On the inhomogeneous nature of Li-intercalation and Li-plating on graphite-based anodes – an experimental study by means of high-resolution light microscopy under inert gas atmosphere

Summary:

Lithium-ion batteries (LIBs) currently represent the dominant technology in the field of rechargeable mobile and stationary energy systems. In order to ensure the longest possible life time, critical ageing mechanisms must be prevented. This includes, in particular, anode-side Li deposition (“Li plating”), which can lead to a rapid shortening of life time as well as to a deterioration of the safety characteristics. Therefore, it is necessary to develop and validate a methodology for the identification and characterization of Li plating on todays widely used graphite anodes as well as for future Si/C composite anodes. Ex situ methods typically involve taking apart the cell to perform post mortem characterization. Since Li and LiC6 are extremely reactive, ex situ techniques require very careful and resilient sample preparation workflows to minimize damage to the sensitive materials and maintain the cell conditions. For example, LiC6 reacts with moisture to form lithium (hydro) oxide. The reaction occurs by sequential formation of higher stages LiC12, then LiC18 and then LiC24. Therefore, the cell de-assembling and the subsequent characterization has to be carried out under a controlled environment such as Ar or vacuum.

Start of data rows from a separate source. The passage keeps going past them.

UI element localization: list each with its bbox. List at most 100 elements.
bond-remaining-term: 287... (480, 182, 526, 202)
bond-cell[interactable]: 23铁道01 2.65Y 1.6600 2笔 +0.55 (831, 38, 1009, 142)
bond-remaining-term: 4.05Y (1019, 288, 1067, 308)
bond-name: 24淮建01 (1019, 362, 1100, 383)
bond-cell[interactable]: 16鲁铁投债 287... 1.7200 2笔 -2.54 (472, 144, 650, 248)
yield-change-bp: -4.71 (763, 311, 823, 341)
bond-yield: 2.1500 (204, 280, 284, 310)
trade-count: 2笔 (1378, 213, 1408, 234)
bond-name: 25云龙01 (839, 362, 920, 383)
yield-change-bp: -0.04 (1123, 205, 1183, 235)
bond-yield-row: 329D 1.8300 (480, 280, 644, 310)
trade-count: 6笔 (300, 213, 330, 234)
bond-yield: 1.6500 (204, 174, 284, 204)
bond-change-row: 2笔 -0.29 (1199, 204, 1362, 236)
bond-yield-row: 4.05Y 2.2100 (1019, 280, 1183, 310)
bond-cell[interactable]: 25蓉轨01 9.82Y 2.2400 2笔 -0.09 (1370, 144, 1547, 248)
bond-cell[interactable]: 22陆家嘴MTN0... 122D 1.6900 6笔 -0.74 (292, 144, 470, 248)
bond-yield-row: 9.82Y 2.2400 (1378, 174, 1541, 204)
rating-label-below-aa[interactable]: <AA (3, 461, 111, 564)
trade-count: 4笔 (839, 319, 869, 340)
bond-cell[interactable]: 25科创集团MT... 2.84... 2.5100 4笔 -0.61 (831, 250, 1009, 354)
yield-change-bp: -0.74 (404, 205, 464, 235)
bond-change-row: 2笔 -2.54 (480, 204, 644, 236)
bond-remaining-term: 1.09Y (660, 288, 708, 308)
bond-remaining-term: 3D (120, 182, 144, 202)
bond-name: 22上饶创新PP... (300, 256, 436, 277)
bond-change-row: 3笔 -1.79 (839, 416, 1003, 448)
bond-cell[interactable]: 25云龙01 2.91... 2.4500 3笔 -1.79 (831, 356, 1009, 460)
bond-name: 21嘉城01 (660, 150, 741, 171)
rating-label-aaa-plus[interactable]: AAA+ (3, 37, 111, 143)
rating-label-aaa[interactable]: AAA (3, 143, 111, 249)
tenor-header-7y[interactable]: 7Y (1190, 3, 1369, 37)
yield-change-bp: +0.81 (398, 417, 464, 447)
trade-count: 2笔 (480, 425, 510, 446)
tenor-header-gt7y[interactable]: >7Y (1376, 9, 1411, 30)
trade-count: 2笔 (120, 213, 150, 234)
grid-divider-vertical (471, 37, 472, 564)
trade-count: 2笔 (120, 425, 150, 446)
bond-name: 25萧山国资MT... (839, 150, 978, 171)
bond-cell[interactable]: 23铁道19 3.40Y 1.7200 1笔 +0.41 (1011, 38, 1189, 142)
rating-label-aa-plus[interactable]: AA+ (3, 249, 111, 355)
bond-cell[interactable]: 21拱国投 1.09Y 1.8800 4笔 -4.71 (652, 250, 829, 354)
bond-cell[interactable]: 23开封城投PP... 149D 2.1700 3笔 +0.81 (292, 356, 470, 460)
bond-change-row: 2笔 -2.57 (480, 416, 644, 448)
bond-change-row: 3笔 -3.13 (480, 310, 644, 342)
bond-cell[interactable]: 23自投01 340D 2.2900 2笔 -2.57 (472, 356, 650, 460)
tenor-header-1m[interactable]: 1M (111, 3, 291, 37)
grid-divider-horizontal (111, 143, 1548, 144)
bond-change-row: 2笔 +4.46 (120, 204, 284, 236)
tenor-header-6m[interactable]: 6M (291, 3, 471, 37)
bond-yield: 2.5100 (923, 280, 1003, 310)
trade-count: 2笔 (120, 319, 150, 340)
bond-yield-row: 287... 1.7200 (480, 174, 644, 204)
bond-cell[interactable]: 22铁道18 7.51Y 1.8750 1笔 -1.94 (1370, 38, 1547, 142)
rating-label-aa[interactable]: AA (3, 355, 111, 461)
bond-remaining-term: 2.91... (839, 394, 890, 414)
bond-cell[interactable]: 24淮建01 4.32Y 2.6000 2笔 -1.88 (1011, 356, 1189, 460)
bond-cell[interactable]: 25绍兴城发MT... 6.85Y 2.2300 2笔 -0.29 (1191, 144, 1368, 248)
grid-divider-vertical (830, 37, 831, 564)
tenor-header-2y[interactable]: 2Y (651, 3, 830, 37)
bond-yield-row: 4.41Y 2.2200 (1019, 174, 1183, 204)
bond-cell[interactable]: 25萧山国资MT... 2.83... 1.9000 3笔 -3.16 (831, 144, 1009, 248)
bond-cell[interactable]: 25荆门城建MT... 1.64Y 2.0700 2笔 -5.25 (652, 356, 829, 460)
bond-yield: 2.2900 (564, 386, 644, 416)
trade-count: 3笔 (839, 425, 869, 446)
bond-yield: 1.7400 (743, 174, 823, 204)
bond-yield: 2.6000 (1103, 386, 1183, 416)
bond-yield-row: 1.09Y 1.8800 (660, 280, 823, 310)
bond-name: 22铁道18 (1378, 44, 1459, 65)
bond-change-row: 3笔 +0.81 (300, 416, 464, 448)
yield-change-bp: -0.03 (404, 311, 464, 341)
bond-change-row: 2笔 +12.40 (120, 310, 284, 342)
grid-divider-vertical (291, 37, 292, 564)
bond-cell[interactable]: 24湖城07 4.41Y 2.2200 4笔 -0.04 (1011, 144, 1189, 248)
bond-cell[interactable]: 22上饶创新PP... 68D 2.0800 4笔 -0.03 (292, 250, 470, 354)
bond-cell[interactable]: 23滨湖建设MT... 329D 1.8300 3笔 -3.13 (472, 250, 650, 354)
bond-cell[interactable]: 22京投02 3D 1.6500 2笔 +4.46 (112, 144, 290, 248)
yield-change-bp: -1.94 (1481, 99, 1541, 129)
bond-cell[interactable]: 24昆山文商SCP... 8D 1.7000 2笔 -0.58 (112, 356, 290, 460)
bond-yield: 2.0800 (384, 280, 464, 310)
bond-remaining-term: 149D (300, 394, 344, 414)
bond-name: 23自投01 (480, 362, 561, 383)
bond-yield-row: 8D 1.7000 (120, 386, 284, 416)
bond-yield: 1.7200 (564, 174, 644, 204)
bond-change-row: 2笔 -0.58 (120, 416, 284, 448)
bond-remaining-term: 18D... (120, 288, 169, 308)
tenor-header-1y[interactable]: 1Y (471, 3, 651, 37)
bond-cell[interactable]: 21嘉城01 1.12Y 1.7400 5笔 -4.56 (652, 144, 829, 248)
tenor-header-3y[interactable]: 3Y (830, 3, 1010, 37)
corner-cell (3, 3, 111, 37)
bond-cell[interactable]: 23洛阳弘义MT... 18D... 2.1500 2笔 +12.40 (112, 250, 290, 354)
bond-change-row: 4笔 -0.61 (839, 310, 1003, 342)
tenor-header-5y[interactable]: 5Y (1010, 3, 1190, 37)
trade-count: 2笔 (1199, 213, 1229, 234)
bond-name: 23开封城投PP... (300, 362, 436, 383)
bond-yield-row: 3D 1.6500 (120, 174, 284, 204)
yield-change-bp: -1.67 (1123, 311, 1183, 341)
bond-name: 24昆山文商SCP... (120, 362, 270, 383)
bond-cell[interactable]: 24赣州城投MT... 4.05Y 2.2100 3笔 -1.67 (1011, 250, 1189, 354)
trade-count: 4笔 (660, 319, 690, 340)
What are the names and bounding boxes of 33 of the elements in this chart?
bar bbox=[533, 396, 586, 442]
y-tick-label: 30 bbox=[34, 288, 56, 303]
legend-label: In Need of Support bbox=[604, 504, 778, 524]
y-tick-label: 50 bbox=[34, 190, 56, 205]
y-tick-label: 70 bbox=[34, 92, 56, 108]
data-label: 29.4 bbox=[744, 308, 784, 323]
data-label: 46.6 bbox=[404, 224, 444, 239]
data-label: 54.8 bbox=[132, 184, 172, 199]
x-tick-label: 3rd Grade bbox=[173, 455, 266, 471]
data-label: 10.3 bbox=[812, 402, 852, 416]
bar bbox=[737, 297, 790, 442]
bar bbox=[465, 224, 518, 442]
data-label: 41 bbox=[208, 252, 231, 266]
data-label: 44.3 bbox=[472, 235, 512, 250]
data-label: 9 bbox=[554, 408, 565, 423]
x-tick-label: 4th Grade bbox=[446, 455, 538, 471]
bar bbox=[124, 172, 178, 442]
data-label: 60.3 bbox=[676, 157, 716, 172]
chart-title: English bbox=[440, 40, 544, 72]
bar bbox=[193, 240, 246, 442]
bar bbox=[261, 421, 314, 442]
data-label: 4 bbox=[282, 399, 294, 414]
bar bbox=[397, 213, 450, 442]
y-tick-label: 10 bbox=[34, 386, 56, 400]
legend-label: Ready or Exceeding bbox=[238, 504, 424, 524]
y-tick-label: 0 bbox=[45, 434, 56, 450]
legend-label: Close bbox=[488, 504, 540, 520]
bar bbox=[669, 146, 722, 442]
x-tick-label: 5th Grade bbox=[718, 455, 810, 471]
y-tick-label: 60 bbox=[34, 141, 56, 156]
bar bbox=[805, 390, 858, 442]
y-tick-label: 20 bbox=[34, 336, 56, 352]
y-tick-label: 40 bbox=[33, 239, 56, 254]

In this work, we want to present results from ex situ microscopic analysis of sensitive and highly reactive Li plating as well as lithiated graphite anodes. Based on high resolution surface imaging (i) the inhomogeneity of the lithium distribution, which can be recognized by distinct colors of lithiated graphite, along the electrode surface and within individual graphite particles is shown as a function of state of charge and charge rate. Also, (ii) Li plating, its onset, morphology and quantity as well as Li re-intercalation processes are studied – again depending on the state of charge and charge rate. For both cases (i and ii) the importance of a controlled inert gas environment and the influence of ambient air and moisture is investigated. To achieve these results, we set up a high-resolution light microscope in a glovebox and developed resilient preparation workflows and analytical routines in order to ensure a high reproducibility.